Well just like cancer, there are unwanted things growing in the organization that are feasting on the resources required by key strategic projects. So what do we do?
This is where we propose Act 4 : Clean up your house!
Act 4: Clean up your house!
Well now that we know what is causing this general malaise, it is the time to clean up your house.
This can be done in 2 ways and you can choose one which fits you the best.
Approach 1: Linkage to strategy and return on investment
We suggest an approach here which basically takes into factor two key criterias:
- coherence with strategy
- return on investment
Coherence with strategy is the primary criteria here and has to be met - either fully or partially.

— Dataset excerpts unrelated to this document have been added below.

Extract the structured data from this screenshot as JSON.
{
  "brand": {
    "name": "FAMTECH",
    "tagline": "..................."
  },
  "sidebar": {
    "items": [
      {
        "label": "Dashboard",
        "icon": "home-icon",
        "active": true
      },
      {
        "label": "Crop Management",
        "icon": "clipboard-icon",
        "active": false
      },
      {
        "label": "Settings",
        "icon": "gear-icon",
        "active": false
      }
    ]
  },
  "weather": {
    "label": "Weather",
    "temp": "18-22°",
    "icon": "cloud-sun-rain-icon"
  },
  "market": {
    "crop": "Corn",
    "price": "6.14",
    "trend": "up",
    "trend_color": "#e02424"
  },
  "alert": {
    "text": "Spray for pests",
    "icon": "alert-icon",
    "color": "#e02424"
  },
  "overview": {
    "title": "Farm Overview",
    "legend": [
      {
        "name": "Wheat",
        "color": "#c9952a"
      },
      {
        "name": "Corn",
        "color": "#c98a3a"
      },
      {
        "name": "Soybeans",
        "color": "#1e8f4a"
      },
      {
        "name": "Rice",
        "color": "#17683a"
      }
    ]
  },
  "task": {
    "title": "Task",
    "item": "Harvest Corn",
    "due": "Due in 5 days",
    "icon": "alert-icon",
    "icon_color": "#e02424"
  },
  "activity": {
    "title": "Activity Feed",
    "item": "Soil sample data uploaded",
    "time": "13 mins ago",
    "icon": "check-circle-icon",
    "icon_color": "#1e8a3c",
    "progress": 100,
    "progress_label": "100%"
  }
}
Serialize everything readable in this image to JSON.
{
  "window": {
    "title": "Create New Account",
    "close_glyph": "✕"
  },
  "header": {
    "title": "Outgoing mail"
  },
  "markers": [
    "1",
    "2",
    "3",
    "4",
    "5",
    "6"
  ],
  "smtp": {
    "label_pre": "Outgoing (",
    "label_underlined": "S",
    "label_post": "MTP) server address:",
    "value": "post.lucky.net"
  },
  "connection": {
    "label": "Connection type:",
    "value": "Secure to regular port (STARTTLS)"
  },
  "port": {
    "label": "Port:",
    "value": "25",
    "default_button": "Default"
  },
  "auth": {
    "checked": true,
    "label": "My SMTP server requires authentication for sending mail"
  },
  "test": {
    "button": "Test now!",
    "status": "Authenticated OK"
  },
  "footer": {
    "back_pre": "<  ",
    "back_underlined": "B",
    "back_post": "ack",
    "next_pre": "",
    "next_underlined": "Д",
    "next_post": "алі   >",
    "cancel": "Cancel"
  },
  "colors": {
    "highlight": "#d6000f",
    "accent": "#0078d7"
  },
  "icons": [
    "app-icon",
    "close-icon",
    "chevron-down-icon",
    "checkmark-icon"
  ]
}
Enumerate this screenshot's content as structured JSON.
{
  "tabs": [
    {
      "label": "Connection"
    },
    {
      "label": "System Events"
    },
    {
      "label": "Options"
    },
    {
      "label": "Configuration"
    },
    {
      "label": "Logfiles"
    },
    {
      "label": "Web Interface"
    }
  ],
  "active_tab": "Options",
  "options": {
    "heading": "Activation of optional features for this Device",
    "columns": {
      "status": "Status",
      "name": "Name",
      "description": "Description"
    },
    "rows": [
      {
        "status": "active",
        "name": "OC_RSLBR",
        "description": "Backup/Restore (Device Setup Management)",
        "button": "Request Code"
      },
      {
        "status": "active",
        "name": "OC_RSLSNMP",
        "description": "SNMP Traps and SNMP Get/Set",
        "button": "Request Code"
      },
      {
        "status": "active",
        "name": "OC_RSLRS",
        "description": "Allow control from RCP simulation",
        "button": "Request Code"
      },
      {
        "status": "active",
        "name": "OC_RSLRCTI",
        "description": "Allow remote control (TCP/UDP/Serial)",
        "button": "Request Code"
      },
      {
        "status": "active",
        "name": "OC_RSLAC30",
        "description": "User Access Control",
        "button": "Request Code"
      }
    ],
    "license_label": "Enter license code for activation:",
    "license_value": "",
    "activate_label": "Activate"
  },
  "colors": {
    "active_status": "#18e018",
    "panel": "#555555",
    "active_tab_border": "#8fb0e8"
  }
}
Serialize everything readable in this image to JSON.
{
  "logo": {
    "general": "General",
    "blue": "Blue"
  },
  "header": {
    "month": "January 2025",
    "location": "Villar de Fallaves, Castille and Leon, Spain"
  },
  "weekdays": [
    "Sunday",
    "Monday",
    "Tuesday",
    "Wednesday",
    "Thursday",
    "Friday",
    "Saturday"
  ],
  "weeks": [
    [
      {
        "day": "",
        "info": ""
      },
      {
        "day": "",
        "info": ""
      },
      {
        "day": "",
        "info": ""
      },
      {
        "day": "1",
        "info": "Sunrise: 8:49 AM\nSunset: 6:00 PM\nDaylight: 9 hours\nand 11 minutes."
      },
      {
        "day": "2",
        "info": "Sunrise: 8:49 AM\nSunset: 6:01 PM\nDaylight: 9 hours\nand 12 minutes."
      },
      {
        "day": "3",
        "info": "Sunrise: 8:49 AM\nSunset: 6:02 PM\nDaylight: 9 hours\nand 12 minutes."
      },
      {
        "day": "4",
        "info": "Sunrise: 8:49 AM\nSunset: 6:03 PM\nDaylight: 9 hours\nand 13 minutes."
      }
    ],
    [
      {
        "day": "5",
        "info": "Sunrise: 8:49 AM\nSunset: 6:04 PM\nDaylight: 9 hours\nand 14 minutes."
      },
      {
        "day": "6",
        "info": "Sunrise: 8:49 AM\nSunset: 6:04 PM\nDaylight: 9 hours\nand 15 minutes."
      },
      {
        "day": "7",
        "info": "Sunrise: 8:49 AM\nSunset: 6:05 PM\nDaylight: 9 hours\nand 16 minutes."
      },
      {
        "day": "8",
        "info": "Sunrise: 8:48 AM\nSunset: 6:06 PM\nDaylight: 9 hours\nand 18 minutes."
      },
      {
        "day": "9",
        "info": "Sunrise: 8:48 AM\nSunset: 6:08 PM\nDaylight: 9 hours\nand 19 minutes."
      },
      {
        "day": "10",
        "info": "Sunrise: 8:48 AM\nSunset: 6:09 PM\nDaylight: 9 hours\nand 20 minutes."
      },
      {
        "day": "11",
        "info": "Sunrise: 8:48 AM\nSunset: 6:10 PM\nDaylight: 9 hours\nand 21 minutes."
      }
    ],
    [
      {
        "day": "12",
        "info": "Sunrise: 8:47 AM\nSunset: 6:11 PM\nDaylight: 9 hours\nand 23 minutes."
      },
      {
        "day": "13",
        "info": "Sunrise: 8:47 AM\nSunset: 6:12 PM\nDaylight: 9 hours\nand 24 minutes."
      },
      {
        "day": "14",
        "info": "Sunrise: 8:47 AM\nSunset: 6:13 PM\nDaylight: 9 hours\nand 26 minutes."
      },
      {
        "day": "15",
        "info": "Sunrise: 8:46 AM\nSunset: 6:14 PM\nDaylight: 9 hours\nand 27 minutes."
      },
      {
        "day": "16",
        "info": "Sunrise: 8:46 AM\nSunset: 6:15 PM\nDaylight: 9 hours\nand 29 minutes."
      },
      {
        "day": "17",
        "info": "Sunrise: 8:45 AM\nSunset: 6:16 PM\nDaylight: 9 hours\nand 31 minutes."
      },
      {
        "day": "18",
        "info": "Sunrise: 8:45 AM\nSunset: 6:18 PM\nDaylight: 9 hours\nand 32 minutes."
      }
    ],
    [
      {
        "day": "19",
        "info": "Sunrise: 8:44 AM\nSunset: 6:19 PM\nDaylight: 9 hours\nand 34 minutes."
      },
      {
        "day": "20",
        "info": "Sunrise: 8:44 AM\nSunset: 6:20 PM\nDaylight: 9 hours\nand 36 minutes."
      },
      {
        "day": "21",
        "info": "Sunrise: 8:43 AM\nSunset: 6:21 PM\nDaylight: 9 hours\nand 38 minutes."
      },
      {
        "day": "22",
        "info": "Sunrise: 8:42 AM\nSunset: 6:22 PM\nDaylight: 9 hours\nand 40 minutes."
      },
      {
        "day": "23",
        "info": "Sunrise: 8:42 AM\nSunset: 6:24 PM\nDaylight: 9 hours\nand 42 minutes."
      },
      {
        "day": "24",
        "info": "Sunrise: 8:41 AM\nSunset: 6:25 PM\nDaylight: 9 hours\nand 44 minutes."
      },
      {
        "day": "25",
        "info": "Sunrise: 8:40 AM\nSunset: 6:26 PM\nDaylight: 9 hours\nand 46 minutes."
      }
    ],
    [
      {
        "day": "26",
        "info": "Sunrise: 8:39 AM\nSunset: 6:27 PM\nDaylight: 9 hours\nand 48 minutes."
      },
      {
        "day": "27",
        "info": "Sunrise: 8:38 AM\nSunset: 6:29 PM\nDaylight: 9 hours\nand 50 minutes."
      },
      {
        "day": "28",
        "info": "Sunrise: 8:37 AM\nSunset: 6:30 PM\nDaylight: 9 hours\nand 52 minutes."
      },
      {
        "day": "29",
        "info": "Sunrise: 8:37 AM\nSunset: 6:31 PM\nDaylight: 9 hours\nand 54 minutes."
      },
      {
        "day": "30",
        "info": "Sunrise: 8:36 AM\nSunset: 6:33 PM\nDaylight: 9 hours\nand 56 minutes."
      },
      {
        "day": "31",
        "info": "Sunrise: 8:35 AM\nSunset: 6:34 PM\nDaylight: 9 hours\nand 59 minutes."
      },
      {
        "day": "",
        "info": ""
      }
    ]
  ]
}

The projects that do not meet this criteria, should be dropped immediately.
Return on investment is then used to further prune the long tail. In case you have taken too many projects that are coherent with strategy, prune the bottom ones which have low return on investment.
You need to set targets to ensure you cut at least x% projects or y numbers of projects out of total z projects.
This approach is more valid when you have a high mix of both strategic and operational projects in your strategy. E.g you need to decide between creating a product or streamlining supply chain operations.
Approach 2: Linkage to strategy and attractiveness/ability to win
In case you are dealing with a decision which is more around customer segments or product segments and a choice between those, then the approach needs to be altered a bit more.
We would again propose two key criterias here
- coherence with strategy
- attractiveness and ability to win
The first criteria remains the same, anything not coherent with strategy must go.
Now once the first criteria is passed, you can plot the remaining segments on a 2 by 2 of
- Attractiveness (market growth, potential revenue upside)
- Ability to win (current capabilities, competitive landscape, market position)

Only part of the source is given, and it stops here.